Extreme testing
Extreme testing occurs when we deliberately “torture” both the hardware and software to see what happens under undesirable conditions. Some examples of extreme testing include:
- Random voltages within the allowable voltage boundaries
- Voltage slews
- Deliberately introduced random noise on the data bus
- Extremely high bus loading (over 80% and sometimes over 90%) to see how the embedded software handles message dropping
- Cold and heat because variation in temperature can affect component performance, especially with LCD displays
- Rapid switching of hardware switches
- Slow voltage decay across the voltage boundary (which will sometimes cause a microprocessor “latch up,” wherein the micro ceases to function).
Extreme testing is another discipline where the test suite greatly benefits from the active imagination of the test engineer. This is where we tap into the creativity that can never be automated. Our list is only a subset of the possibilities. We have applied these types of tests for both hardware and software testing, especially in the embedded environment. In one clear case, we applied extreme cold to some instrumentation and discovered the LCD display did not meet the customer’s requirements. Since this event occurred fairly early in the product development life cycle, we were able to recover by adding a display heater. Yes, we think it unlikely a usable truck cab will be used at -40o C., but we had a requirement to meet and the test clearly indicated a product weakness. In another instance, we used a hand drill that produced sparks when turned on and off, right on top of the product to see if the product was immune to EMC transients.

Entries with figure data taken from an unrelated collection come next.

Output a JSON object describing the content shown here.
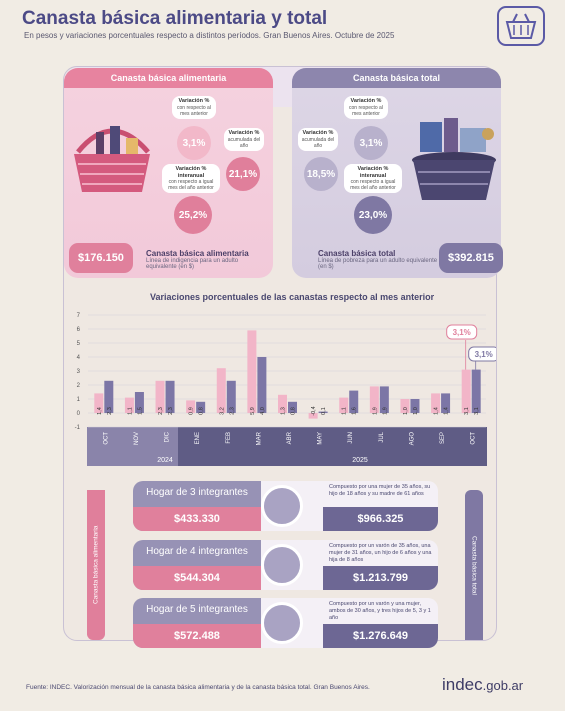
{
  "header": {
    "title": "Canasta básica alimentaria y total",
    "subtitle": "En pesos y variaciones porcentuales respecto a distintos períodos. Gran Buenos Aires. Octubre de 2025"
  },
  "cba": {
    "title": "Canasta básica alimentaria",
    "var_month_label": "Variación %",
    "var_month_desc": "con respecto al mes anterior",
    "var_month_value": "3,1%",
    "var_acc_label": "Variación %",
    "var_acc_desc": "acumulada del año",
    "var_acc_value": "21,1%",
    "var_yoy_label": "Variación % interanual",
    "var_yoy_desc": "con respecto a igual mes del año anterior",
    "var_yoy_value": "25,2%",
    "amount": "$176.150",
    "line_title": "Canasta básica alimentaria",
    "line_desc": "Línea de indigencia para un adulto equivalente (en $)"
  },
  "cbt": {
    "title": "Canasta básica total",
    "var_month_label": "Variación %",
    "var_month_desc": "con respecto al mes anterior",
    "var_month_value": "3,1%",
    "var_acc_label": "Variación %",
    "var_acc_desc": "acumulada del año",
    "var_acc_value": "18,5%",
    "var_yoy_label": "Variación % interanual",
    "var_yoy_desc": "con respecto a igual mes del año anterior",
    "var_yoy_value": "23,0%",
    "amount": "$392.815",
    "line_title": "Canasta básica total",
    "line_desc": "Línea de pobreza para un adulto equivalente (en $)"
  },
  "chart_data": {
    "type": "bar",
    "title": "Variaciones porcentuales de las canastas respecto al mes anterior",
    "categories": [
      "OCT",
      "NOV",
      "DIC",
      "ENE",
      "FEB",
      "MAR",
      "ABR",
      "MAY",
      "JUN",
      "JUL",
      "AGO",
      "SEP",
      "OCT"
    ],
    "years": [
      "2024",
      "2025"
    ],
    "yticks": [
      "7",
      "6",
      "5",
      "4",
      "3",
      "2",
      "1",
      "0",
      "-1"
    ],
    "ylim": [
      -1,
      7
    ],
    "series": [
      {
        "values": [
          1.4,
          1.1,
          2.3,
          0.9,
          3.2,
          5.9,
          1.3,
          -0.4,
          1.1,
          1.9,
          1.0,
          1.4,
          3.1
        ],
        "labels": [
          "1,4",
          "1,1",
          "2,3",
          "0,9",
          "3,2",
          "5,9",
          "1,3",
          "-0,4",
          "1,1",
          "1,9",
          "1,0",
          "1,4",
          "3,1"
        ],
        "color": "#f2b5c8"
      },
      {
        "values": [
          2.3,
          1.5,
          2.3,
          0.8,
          2.3,
          4.0,
          0.8,
          0.1,
          1.6,
          1.9,
          1.0,
          1.4,
          3.1
        ],
        "labels": [
          "2,3",
          "1,5",
          "2,3",
          "0,8",
          "2,3",
          "4,0",
          "0,8",
          "0,1",
          "1,6",
          "1,9",
          "1,0",
          "1,4",
          "3,1"
        ],
        "color": "#7c76a6"
      }
    ],
    "callouts": [
      "3,1%",
      "3,1%"
    ]
  },
  "sidebar": {
    "left": "Canasta básica alimentaria",
    "right": "Canasta básica total"
  },
  "households": [
    {
      "label": "Hogar de 3 integrantes",
      "cba": "$433.330",
      "desc": "Compuesto por una mujer de 35 años, su hijo de 18 años y su madre de 61 años",
      "cbt": "$966.325"
    },
    {
      "label": "Hogar de 4 integrantes",
      "cba": "$544.304",
      "desc": "Compuesto por un varón de 35 años, una mujer de 31 años, un hijo de 6 años y una hija de 8 años",
      "cbt": "$1.213.799"
    },
    {
      "label": "Hogar de 5 integrantes",
      "cba": "$572.488",
      "desc": "Compuesto por un varón y una mujer, ambos de 30 años, y tres hijos de 5, 3 y 1 año",
      "cbt": "$1.276.649"
    }
  ],
  "footer": {
    "source": "Fuente: INDEC. Valorización mensual de la canasta básica alimentaria y de la canasta básica total. Gran Buenos Aires.",
    "brand": "indec",
    "brand_suffix": ".gob.ar"
  },
  "colors": {
    "pink": "#e0809c",
    "purple": "#7f78a3",
    "dark_title": "#4c4a86"
  },
  "icons": {
    "logo": "basket-icon"
  }
}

We have had software managers complain that our tests have been so extreme that the defect would never be seen in the field. That is not the point. The point is that somewhere in that software we have a weakness, and the sooner we eliminate the weakness, the better our code. It doesn’t really matter with software how realistic our test scenario is—it matters that we have found another failure mode, which is analogous to the approach we take with the highly-accelerated life testing (HALT) we use with pure hardware testing.